Сама система театрального образования, по крайней мере в России, ориентирована на воспитание кукол, марионеток. В театральных школах, институтах, на курсах очень много делают для того, чтобы научить ремеслу ценой потери индивидуальности. Я сам был свидетелем того, что происходит с молодыми людьми, у которых своеобразная речь, говор (а мы же понимаем, что речь, говор, акцент — это все часть характера, часть натуры человека, его природы). Когда начинаются занятия по речи, молодой человек слышит укор: «Балда, как ты говоришь? Так не говорят…» К тому же педагоги обычно женщины — эмоциональные, экспрессивные; и вот наорет она на студента, заставит говорить по-московски или по-петербургски, но человек ведь от этого не становится москвичом или петербуржцем, не становится носителем духа этого места. Он никто и ничто становится. Театральные педагоги могут перелицевать, заставить надеть другую одежду, но они не могут усовершенствовать природу человека — ту, которую Бог заложил в виде характера и особенностей психики. Педагоги часто ломают прежнюю природу ученика, но ведь они — какими бы профессионалами ни были — все-таки не боги, чтобы создавать новую природу. И что в итоге? Парни и девушки, которых они выпускают, физически хорошо выглядят, у них красивые физиономии (до какого-то времени), но внутри — ничего. Там и было-то немножко, а педагоги и это вычистили, оставив пустое пространство. И мы видим людей, к тридцати годам ставших бездарными, неполноценными, не способными уже ни к чему, разочарованными, которые, бедные, мечутся по театрам. И таких тысячи по всей стране. Сколько мне приходилось видеть этих несчастных актеров, похожих один на другого, говорящих одно и то же. По некоторым из них можно опознать их педагога по речи и по мастерству.
А мне на сцене личность нужна, мне человек нужен. Парадокс в том, что театр с трудом терпит больших личностей, хотя только на них в театре и интересно смотреть.

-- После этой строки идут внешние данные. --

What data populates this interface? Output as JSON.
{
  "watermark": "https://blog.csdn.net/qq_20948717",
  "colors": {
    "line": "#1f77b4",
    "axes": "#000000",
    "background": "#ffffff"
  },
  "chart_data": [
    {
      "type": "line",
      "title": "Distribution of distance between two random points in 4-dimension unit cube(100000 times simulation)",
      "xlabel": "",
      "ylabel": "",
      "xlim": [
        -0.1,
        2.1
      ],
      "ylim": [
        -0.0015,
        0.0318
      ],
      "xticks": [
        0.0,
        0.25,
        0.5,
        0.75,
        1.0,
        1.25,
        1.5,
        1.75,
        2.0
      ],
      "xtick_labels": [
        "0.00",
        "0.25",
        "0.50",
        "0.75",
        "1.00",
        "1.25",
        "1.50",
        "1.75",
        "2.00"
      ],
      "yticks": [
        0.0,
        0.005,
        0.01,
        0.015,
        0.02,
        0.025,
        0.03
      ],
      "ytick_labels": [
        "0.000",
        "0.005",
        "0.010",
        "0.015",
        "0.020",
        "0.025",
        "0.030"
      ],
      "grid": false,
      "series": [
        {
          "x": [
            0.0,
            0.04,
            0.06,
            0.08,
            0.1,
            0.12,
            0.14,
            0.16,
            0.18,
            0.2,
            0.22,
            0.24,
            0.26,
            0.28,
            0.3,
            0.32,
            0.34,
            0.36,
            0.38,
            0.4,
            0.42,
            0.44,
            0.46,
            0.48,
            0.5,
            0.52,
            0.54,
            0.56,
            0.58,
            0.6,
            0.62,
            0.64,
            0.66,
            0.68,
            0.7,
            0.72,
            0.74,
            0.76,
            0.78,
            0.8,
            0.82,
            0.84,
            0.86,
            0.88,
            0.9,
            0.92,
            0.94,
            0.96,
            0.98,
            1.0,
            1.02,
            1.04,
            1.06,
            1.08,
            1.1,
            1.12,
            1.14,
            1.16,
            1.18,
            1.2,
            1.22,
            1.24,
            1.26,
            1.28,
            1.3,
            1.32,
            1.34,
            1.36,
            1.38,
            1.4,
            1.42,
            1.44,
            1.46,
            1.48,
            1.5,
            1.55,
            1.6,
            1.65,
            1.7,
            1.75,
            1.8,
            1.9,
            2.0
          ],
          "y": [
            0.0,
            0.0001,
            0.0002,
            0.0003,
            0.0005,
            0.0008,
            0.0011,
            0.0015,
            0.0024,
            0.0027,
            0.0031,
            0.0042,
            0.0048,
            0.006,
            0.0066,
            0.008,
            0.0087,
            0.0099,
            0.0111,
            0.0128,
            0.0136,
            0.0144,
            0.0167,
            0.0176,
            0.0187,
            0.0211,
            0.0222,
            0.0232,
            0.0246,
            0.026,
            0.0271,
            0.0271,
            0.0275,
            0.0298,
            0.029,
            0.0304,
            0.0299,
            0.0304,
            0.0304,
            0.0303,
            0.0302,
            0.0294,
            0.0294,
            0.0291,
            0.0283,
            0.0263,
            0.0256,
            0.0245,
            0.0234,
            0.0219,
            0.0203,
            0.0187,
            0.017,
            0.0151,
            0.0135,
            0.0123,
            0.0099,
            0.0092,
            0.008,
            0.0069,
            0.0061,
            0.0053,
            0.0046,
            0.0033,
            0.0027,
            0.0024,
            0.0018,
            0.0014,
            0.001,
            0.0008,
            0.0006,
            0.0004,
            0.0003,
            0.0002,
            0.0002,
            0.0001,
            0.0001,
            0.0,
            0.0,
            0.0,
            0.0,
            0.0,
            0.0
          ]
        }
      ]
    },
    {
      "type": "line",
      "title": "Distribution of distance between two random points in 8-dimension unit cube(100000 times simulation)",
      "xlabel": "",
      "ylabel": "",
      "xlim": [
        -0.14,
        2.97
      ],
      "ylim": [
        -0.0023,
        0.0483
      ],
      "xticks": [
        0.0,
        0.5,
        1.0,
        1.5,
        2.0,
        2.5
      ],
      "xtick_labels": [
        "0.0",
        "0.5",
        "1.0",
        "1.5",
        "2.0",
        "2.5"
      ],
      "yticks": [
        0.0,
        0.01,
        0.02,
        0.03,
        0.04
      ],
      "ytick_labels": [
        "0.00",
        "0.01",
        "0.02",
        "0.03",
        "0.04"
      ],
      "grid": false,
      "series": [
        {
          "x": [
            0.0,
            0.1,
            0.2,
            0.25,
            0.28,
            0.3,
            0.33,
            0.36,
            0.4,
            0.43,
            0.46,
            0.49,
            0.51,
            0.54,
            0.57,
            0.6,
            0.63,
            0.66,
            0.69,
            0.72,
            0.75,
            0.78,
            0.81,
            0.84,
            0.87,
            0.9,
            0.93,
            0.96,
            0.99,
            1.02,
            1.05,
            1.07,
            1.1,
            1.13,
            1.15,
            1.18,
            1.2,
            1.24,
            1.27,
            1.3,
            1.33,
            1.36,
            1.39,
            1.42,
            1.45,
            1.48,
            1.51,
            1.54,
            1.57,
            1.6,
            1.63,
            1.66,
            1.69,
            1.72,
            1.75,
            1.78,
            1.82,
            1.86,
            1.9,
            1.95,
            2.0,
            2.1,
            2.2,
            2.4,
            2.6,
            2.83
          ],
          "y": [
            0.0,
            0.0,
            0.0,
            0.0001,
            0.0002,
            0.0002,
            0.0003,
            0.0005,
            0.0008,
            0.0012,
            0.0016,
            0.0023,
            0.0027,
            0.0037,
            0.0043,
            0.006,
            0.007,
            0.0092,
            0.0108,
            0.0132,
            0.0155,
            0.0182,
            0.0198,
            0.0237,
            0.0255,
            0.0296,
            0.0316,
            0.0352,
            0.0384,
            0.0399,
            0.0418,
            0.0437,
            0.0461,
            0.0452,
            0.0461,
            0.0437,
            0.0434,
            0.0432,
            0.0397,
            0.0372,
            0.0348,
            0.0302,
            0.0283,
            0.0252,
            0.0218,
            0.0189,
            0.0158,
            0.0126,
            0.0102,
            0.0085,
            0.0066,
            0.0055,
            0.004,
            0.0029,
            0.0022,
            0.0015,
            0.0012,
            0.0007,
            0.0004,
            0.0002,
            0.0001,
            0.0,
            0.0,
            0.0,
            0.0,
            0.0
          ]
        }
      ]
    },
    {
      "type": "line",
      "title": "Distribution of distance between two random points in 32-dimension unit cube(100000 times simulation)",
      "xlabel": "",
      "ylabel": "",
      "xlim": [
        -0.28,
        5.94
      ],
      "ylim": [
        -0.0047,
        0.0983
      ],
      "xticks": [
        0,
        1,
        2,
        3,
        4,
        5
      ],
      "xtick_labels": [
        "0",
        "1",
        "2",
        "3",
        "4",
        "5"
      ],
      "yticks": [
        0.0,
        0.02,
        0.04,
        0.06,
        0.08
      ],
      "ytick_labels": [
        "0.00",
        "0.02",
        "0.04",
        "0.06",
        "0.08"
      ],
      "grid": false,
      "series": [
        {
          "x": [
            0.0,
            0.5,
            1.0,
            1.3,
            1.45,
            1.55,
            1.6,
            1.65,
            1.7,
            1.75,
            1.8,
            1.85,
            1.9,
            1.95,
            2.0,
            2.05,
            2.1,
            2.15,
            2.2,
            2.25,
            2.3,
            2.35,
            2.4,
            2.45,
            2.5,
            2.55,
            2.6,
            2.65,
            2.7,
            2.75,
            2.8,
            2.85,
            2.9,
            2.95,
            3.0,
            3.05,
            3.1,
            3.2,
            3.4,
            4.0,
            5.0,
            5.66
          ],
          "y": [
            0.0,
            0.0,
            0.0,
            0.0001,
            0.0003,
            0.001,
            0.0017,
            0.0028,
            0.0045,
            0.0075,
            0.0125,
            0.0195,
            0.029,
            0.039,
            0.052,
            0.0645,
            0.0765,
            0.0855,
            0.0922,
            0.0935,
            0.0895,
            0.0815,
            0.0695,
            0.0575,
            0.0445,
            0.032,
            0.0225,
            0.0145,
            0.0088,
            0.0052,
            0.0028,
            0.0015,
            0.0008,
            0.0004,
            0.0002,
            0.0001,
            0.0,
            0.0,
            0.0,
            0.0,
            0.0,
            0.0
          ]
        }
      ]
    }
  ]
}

Авраменко Но правильно я понимаю, что на каком-то этапе у вас возник интерес к театральному артисту? В ваших ранних фильмах снимались в основном непрофессионалы — или профессионалы, но из другой области, как Алла Осипенко, — а потом вам как будто все более становился необходим театральный актер — с его умением «держать сквозное», быть выразительным не только в кадре, но и во времени кадра и т. д.
Сокуров Не в умениях дело. Специфика кинематографа заключается в том, что личность важнее профессиональных навыков. В кино можно снять человека, который никогда не лицедействовал, и добиться грандиозного эффекта. Но этот человек никогда не выйдет на подмостки и не сыграет спектакль.
Почему я приглашал в свои фильмы Аллу Осипенко? У нее — судьба. Нет смысла искать у персонажей «Скорбного бесчувствия» какие-то прецеденты в театральной практике: в фильме не роли, а судьбы человеческие. Рамаз Григорьевич Чхиквадзе — великий театральный актер шекспировского порядка — сыграл капитана Шотовера потому, что у него была судьба.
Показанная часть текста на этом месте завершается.